Breakthrough solar energy technology could replace fossil fuels in heavy industry

A potentially groundbreaking solar-powered device has reached temperatures of more than 1,000°C, raising hopes of using green energy to power some of the most fossil-fuel-intensive manufacturing processes on Earth.

New verification technology uses synthetic quartz crystals to capture solar energy at temperatures exceeding 1,000°C, demonstrating its potential to provide clean energy for carbon-intensive industries such as metals, cement and chemicals production.

The production of materials such as glass, steel and ceramics requires temperatures in excess of 1,000°C, which is currently typically only achieved by burning fossil fuels.

These manufacturing industries account for almost a quarter of global energy consumption.

Scientists have previously tried to harness solar energy to power these industries by capturing and concentrating sunlight using an array of thousands of sun-tracking mirrors. But such methods have failed to effectively achieve the required temperatures.

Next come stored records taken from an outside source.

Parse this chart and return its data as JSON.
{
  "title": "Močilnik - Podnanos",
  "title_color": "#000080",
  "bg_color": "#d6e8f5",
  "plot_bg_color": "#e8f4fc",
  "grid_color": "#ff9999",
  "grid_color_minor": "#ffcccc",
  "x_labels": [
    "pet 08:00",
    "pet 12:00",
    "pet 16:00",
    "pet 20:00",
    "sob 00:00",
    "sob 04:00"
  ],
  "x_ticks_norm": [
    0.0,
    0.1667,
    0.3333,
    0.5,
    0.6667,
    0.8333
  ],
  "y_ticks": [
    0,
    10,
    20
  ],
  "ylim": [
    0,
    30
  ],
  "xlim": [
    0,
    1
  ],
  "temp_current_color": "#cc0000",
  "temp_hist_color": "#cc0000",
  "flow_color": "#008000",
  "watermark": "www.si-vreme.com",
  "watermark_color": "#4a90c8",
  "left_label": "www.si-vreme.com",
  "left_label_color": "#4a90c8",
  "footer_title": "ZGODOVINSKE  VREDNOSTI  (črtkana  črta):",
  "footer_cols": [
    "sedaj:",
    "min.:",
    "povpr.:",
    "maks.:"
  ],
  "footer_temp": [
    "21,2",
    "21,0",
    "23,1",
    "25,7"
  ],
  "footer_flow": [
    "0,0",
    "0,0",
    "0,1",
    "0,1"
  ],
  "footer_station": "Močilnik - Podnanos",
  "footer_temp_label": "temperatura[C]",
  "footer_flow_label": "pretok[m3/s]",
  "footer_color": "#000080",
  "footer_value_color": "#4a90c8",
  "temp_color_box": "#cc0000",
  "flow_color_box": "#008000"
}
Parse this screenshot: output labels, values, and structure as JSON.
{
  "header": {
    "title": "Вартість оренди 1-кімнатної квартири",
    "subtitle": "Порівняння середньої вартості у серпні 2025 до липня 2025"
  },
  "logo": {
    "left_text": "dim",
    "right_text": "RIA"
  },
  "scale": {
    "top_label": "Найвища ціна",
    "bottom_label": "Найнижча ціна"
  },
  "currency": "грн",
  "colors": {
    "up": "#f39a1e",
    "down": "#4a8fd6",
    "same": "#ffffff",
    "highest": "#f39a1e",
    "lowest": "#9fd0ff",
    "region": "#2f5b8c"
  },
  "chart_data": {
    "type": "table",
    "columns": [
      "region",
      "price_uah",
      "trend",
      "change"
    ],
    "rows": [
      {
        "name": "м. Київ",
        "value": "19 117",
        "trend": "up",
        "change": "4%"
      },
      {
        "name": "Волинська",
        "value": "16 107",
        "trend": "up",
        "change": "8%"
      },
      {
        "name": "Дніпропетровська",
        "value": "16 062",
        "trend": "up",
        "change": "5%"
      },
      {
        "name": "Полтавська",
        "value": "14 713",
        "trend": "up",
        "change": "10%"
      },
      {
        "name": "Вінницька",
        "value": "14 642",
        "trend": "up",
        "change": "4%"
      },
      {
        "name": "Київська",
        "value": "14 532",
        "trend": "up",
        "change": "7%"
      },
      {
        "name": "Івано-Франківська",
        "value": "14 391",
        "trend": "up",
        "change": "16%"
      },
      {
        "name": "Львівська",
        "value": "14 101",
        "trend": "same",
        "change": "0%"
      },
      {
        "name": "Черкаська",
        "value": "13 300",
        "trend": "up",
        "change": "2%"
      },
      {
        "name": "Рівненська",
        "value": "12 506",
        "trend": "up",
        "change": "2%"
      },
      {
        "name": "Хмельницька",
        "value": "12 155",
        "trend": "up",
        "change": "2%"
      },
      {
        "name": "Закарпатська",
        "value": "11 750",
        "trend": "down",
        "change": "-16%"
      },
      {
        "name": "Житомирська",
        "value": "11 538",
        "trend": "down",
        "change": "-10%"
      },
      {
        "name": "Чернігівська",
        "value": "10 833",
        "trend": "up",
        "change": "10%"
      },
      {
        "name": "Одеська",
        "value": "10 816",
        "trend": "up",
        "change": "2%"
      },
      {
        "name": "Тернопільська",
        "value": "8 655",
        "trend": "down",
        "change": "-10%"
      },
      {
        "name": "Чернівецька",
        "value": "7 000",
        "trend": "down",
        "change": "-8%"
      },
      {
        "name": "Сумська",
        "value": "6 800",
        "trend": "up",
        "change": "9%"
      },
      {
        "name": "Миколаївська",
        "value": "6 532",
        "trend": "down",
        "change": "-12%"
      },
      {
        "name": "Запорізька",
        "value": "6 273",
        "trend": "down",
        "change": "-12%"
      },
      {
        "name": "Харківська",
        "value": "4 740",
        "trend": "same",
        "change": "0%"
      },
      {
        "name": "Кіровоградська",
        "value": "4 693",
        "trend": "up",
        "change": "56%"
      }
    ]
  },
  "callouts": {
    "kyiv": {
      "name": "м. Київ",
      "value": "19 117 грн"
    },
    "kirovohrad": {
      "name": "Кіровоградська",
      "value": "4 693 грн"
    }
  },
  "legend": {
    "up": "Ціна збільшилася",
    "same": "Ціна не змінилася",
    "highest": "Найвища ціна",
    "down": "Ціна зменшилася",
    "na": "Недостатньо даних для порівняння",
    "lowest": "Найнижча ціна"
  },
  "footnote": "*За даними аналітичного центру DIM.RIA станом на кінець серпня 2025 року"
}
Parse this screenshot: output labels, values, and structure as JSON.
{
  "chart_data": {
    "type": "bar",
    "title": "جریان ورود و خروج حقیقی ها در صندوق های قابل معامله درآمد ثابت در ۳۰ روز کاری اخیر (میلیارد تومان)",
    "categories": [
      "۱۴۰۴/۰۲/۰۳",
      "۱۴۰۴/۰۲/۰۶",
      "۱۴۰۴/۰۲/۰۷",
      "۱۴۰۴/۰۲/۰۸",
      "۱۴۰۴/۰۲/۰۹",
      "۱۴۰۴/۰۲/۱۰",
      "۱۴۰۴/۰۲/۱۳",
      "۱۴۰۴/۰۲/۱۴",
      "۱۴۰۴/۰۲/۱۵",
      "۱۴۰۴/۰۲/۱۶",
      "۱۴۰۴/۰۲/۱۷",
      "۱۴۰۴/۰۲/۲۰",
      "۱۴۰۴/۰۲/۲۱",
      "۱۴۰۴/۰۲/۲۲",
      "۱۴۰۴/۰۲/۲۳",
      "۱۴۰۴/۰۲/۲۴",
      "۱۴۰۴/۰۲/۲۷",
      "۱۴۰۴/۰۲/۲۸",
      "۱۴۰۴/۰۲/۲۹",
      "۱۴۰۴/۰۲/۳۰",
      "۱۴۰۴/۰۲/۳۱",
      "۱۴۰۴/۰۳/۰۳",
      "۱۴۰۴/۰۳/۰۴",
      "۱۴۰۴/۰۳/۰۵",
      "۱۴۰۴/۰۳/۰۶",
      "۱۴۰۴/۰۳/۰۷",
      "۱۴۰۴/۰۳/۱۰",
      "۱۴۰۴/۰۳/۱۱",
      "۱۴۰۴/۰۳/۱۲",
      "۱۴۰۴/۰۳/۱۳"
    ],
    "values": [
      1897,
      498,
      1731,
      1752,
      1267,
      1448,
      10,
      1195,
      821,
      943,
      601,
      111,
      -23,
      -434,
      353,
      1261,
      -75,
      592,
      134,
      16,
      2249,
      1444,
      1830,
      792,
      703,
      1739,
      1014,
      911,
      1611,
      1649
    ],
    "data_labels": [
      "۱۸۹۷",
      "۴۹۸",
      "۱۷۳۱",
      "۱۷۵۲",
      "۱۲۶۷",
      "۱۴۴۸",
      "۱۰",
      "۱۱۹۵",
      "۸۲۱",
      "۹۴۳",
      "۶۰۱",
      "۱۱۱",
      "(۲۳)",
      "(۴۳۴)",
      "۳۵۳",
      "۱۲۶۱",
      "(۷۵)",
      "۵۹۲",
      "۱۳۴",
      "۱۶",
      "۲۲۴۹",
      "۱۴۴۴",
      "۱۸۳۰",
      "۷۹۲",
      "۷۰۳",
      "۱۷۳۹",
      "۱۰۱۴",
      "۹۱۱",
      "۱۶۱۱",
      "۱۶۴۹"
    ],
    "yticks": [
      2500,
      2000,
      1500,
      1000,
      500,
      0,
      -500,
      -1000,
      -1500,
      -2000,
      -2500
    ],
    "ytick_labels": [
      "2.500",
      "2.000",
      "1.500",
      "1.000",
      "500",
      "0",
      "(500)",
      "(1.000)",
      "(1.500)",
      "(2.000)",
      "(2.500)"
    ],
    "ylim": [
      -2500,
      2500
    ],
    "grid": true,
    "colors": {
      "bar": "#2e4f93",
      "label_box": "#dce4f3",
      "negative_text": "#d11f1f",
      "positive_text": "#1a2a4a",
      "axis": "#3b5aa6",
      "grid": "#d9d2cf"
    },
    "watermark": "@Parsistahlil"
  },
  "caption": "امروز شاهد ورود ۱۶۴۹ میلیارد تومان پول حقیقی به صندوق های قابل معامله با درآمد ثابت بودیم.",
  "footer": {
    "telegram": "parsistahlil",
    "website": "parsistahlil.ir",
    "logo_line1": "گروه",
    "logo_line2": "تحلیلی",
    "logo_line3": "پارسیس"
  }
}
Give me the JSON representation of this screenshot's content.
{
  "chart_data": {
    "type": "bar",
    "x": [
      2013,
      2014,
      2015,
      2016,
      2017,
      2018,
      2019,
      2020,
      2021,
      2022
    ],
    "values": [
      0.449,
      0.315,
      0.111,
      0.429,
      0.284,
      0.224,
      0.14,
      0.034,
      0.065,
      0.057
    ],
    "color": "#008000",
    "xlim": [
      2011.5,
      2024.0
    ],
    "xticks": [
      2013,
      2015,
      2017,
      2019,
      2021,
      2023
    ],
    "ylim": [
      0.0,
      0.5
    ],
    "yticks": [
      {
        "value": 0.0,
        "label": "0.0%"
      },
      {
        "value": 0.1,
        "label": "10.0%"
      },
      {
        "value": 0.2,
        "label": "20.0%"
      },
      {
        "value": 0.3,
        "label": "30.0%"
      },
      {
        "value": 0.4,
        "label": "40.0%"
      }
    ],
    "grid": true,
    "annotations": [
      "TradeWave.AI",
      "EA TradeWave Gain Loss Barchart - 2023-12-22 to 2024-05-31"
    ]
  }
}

The new device, built by attaching synthetic quartz crystals to an opaque silicon disk, uses a phenomenon called the thermal trapping effect to capture sunlight with unprecedented efficiency.

The technological breakthrough was described in a study published in the journal Device on Wednesday.

The operating principle is that opaque materials exposed to solar radiation absorb it on the surface and transfer it to the interior by conduction, while semi-transparent materials allow sunlight to penetrate and be absorbed throughout the internal volume.

By appropriately matching semi-transparent materials to the appropriate source of energy radiation, it is possible to achieve higher temperatures in a larger part of the material than on the surface exposed to solar radiation – in other words, to create a thermal trap.

When the researchers exposed their device to an energy flux equivalent to light from 136 suns, the temperature at one end of the device reached 1,050°C and at the other end to 600°C.

“Previous studies have only shown the thermal trapping effect up to 170°C. Our study shows that thermal capture of solar energy works not only at low temperatures, but well above 1000°C,” said Emiliano Casati from ETH Zurich, co-author of the study.

“This is crucial to show its potential in real industrial applications.”

Scientists are currently optimizing the heat trap effect and investigating new applications of this method.

Preliminary analysis of other materials has shown that even higher temperatures can be achieved.

“This research contributes to the development of more efficient solar receivers that will allow the decarbonization of key heat-intensive industrial processes, such as cement and metal production and the thermochemical production of solar fuels,” said Dr. Casati.

“To truly motivate industry adoption of this technology, we need to demonstrate the economic viability and benefits of this technology at scale.”